Hacker News new | ask | show | jobs
by CoolGuySteve 2830 days ago
Why are RT cores so different than normal shader cores? What instructions/memory fetch does a ray trace operation do that couldn't be implemented as an added instruction set on the shader cores to navigate the volume tree?

From the article, the best I can see is the following, but can't that be solved with microcode or as an extra rendering pipeline stage?

> In comparison, traversing the BVH in shaders would require thousands of instruction slots per ray cast, all for testing against bounding box intersections in the BVH

I ask, because having more slightly larger general purpose cores seems better for traditional rendering and raytracing than dedicating all that die space to pure single-purpose RT cores.

2 comments

RT cores are different because raytracing wants AoS (array of structures) rather than SoA (structure of arrays).
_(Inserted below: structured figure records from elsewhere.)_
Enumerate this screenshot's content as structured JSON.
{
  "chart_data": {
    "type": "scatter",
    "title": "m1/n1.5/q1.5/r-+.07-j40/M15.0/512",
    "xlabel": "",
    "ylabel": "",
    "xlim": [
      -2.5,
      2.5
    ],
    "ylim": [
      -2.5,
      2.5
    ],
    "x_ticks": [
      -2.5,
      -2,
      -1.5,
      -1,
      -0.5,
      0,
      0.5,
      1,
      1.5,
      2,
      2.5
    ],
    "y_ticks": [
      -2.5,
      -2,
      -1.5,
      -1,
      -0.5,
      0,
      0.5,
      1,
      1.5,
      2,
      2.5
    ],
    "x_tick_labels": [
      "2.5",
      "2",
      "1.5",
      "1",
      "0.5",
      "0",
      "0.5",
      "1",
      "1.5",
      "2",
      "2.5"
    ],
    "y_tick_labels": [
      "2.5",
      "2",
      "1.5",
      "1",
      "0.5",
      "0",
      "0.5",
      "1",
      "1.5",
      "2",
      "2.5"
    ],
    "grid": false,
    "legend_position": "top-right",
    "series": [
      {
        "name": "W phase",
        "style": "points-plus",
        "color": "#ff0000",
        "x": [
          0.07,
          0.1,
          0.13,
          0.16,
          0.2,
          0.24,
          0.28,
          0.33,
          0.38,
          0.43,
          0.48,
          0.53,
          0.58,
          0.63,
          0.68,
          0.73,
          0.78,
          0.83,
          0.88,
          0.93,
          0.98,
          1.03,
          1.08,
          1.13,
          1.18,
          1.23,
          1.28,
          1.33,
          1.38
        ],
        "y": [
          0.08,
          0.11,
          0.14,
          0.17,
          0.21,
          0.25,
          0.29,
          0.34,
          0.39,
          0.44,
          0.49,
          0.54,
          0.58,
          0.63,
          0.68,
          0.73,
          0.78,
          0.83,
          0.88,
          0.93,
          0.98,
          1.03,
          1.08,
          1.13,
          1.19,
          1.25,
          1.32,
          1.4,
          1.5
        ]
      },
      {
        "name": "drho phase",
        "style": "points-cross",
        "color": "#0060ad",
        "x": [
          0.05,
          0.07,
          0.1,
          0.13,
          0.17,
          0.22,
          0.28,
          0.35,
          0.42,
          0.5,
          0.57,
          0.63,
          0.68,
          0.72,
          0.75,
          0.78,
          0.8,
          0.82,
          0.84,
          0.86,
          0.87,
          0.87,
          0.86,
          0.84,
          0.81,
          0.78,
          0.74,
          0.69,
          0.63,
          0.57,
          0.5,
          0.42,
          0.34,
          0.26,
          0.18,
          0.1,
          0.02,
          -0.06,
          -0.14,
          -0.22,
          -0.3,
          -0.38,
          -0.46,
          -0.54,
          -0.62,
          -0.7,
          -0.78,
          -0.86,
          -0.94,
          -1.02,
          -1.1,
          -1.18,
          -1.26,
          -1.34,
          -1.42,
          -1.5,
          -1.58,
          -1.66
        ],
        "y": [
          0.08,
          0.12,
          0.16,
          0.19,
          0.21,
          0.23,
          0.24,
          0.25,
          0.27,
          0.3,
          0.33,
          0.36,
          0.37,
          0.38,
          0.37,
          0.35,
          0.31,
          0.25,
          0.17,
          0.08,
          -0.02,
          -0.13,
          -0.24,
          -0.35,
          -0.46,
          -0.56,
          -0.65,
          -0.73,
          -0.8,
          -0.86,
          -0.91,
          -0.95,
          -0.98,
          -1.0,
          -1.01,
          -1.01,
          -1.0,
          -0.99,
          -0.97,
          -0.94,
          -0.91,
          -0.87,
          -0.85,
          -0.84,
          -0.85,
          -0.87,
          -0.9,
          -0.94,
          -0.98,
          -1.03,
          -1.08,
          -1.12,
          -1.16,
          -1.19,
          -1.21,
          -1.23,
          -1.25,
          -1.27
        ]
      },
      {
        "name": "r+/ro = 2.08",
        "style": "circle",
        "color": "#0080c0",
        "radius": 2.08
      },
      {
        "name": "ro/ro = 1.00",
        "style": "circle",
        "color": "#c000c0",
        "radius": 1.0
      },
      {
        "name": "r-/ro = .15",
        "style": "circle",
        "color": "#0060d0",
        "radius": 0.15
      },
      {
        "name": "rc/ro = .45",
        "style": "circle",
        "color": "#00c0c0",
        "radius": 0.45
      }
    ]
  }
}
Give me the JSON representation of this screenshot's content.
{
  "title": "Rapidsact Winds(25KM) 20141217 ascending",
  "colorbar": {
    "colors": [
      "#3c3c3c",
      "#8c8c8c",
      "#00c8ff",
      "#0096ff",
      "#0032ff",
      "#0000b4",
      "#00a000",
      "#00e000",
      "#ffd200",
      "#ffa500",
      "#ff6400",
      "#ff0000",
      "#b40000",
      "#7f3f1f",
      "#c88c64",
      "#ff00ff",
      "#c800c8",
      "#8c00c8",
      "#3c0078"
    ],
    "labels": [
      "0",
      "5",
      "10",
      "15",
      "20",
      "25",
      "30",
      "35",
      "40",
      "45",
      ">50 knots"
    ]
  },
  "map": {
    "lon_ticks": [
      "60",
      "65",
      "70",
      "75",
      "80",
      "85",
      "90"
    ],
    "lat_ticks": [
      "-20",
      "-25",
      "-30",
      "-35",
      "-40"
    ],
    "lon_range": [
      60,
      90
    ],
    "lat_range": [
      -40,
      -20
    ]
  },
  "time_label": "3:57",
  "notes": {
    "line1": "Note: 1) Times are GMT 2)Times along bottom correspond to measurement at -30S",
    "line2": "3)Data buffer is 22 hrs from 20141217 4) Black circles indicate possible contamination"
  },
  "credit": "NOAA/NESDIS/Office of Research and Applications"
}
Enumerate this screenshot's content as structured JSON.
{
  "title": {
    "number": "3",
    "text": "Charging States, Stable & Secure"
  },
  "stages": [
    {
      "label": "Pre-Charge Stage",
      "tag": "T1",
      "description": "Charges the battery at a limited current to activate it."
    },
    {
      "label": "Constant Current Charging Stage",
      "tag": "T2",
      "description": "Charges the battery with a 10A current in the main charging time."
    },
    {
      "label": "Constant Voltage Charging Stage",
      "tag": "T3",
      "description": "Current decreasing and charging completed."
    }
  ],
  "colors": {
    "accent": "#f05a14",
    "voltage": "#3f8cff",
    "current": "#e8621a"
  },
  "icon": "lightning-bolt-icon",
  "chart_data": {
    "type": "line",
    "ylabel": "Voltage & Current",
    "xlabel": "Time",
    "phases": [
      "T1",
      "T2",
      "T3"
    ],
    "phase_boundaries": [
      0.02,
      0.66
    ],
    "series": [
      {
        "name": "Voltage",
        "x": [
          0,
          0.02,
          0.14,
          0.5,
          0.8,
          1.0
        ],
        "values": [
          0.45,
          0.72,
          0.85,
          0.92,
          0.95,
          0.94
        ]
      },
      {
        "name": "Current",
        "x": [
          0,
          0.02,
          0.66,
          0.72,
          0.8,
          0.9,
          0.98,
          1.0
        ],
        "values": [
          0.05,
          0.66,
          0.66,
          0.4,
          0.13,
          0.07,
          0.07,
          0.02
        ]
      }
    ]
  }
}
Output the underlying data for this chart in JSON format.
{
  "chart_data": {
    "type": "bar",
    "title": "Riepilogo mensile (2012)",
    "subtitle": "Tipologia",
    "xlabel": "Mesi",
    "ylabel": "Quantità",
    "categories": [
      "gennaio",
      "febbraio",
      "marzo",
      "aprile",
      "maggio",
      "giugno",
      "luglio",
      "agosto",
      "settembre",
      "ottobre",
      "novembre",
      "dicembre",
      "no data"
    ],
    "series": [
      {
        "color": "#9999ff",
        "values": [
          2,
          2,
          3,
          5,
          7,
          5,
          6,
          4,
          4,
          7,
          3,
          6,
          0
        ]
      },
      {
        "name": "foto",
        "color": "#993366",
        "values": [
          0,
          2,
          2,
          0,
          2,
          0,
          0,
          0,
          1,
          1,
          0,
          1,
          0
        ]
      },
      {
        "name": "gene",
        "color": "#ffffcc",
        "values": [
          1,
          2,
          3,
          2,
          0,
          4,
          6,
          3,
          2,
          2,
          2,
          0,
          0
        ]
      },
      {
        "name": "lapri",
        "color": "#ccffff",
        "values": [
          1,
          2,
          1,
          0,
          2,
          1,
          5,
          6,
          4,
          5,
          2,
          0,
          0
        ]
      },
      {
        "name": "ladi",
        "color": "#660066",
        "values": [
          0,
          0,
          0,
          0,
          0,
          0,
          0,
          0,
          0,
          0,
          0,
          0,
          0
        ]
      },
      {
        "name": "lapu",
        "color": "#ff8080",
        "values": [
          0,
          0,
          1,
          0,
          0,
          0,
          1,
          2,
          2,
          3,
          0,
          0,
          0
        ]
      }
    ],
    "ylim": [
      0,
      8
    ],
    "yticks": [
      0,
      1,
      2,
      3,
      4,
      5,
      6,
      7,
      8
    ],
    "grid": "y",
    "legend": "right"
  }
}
Let's look at the ALU perspective. Normal shader cores are essentially SoA: all ALU operations operate on 32 (NVidia) or 64 (AMD) items / threads at a time.

Implementing a ray-box intersection requires 6 multiply-adds to determine the intersection-time of the ray with each box plane, plus a bunch of comparisons to determine whether and when you hit the box. So if you're walking a standard (binary) BVH, you need 12+x ALU instructions (roughly equal to cycles) to handle one step of a wave / warp.

The picture is still fairly rosy when you start out your BVH walk, but then you get ray divergence. Some of your rays may finish early, some rays may want to do ray-triangle intersection instead. This means that only some of the SIMD lanes will be active and your ALU utilization drops. You're using the same number of cycles, but get much lower bang / buck.

In a dedicated RT core, you can operate one ray at a time instead of one instruction at a time. So you can do all multiply-adds for intersecting a single ray with both boxes in your BVH node in a single cycle, and then follow up with the comparisons in the remainder of your pipeline.

The upshot is that when rays diverge, you can still fully utilize the ALU units in your ray-box intersection pipeline -- it simply takes you fewer cycles to process all rays in a warp.

A similar argument applies to the memory system as well -- due to ray divergence, you obviously want to store your BVH nodes as AoS. A BVH node requires 12 floats to store the dimensions of two boxes, plus some space for child node links, which makes 64 bytes a natural node structure size, and you want to keep it contiguously in memory so that loading one node means loading (part of) one cacheline. But this makes it difficult to get the data through a normal shader core's load unit, which is optimized for SoA.

It is more like a texture unit than a shader core. Tree traversal is a pointer chasing problem, where the CPU/shader core executes a few instructions, then starts a memory load and then sits idle for tens or hundreds of clock cycles waiting for memory. Cache prefetching can help but is usually not a good fit for tree traversal where there is very little computation per node.

It is all about memory latency hiding and not really about computation.

But GPU cores are already king at latency hiding. They can run hundreds of threads doing pointer chasing, switching between them round-robin as the memory reads complete.
The switching isn't free. Waking up a thread to do just a few computation cycles (a few ray-aabb intersections) and then going back to sleep while waiting for the next node to be fetched from the memory is super inefficient.

If there was significant computation needed per node, this wouldn't be an issue.

> The switching isn't free.

It absolutely is, on current GPUs. Think of it like a larger-scale version of SMT (Intel's hyperthreading). GPUs are able to do this because they execute instructions in-order and do not need to track thousands of instructions per thread.

It's more complex than that. Switching warps thrashes your caches. There is definitely a cost associated with it.
Well, yeah. If you are memory bandwidth-constrained it's a bad idea to go off-chip.

But for ray-tracing, what does it really matter? We are already assuming that you will wait a full memory fetch cycle to get the next node's child AABBs and child indices. The warps will do their intersection test on the data they just read and fire off the next read. Each thread's hot context should fit in under a cache line, since it's basically just a single ray to keep track of.

IIRC it costs you a cycle to switch warps on Maxwell, but I'm not completely sure.